I remember vividly when my mother calmly and without judgement told me, "well, you know, you're highly manipulative, too." My jaw dropped. If I were so skilled at manipulation, why did I feel so absolutely bereft? Nothing in my life felt under my power, least of all other people.

I've been labeled the Acting Out Child in my alcoholic family. I was the squeaky wheel that needed the grease, the scapegoat, the sin-eater. I see how my symptoms escalate when needs go unmet--forcing confrontation with my zoned-out hubby. I can't accuse him of anything, I have to contort myself around into a charade that he'll somehow figure out and respond the way I want. Right!!!!!

I read this last year and it was the pivotal moment in my Transformation:

Don't Defeat Yourself With Emotional Manipulation

By Bob Lancer

When you use feelings of disappointment to manipulate someone into giving you your way, you program yourself to relate with your experience as a defeat. This costs you your freedom.

There is really nothing wrong with your situation. The present offers you every opportunity. But you bind yourself to disappointment when you express yourself as a victim of your circumstances.

You imagine your condition as a loss when you engage the sorrow of sacrifice and martyrdom. In the act of trying to convince another that he or she is taking unfair advantage of your kindness and generosity, you convince yourself right out of the total freedom offered to you in the now.

It is tempting to use pitiful feelings of disappointment and victimization to subtly coerce others into making more of a sacrifice for us. If we can make them feel guilty enough, they may just realize that they can take no pleasure in denying us of what we want, and that may cause them to surrender their free will for our happiness.

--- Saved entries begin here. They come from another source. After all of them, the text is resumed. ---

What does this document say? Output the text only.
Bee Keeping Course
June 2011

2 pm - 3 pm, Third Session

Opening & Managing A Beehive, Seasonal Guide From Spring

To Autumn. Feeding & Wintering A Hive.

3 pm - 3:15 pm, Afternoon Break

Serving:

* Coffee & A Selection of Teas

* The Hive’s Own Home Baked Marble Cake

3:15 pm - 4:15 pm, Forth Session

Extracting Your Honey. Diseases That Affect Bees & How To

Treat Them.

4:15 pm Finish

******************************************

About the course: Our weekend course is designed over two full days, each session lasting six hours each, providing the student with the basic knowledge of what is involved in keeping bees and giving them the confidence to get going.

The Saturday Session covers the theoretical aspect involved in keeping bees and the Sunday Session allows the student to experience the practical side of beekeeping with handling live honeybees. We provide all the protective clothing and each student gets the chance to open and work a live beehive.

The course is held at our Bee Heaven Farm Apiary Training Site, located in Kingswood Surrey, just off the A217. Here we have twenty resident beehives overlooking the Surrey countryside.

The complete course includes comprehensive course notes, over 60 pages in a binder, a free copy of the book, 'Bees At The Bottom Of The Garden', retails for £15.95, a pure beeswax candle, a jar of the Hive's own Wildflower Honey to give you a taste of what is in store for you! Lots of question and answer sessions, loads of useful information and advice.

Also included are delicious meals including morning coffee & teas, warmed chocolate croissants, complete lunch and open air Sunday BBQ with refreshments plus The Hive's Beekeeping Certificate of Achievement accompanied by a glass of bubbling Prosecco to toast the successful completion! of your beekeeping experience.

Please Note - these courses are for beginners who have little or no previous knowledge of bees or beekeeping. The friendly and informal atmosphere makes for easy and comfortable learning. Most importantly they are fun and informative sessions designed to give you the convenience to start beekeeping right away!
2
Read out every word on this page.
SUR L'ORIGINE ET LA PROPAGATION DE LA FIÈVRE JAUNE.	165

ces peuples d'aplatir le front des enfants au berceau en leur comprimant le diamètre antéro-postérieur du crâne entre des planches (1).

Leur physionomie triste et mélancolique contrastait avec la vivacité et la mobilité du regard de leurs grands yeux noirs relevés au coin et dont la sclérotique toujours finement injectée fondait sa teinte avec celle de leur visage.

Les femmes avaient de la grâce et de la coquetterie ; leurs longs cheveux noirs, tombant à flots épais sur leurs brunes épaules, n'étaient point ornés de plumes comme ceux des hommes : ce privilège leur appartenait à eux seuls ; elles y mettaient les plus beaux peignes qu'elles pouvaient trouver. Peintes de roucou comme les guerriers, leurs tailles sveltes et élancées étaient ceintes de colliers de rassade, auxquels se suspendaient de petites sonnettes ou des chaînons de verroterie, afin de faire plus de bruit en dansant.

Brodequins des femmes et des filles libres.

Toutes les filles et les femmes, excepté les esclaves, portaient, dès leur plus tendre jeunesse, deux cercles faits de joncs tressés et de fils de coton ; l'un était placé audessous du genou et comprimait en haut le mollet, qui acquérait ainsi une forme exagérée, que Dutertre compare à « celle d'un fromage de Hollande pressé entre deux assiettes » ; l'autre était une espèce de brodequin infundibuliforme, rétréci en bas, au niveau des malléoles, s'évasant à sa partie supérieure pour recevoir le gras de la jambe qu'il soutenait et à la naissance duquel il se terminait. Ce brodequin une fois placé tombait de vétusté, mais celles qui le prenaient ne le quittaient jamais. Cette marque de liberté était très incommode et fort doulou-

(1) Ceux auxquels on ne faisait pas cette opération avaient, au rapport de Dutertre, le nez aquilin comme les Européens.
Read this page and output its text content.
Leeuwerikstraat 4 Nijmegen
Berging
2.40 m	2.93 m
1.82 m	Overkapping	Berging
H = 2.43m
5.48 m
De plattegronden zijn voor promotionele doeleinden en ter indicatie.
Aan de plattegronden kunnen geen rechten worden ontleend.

The price we pay for this may be too subtle for us to recognize, even though it takes such a heavy toll on the quality of our lives and relationships. Only by practicing the act of looking within to examine your thoughts and feelings do you gradually awaken to such subtle manipulation games that cost you your integrity, your self-respect, your happiness, your mutually supportive relationships.

You use negative emotion to manipulate others when you express disappointment, disapproval, dissatisfaction over the choices they make. You use your unhappiness as a weapon. The closer they are to you, the more disturbing your unhappiness feels to them. You know this unconsciously until you wake up to what you are up to within. You use the disturbing influence of your unhappiness to prod them into acting on your behalf.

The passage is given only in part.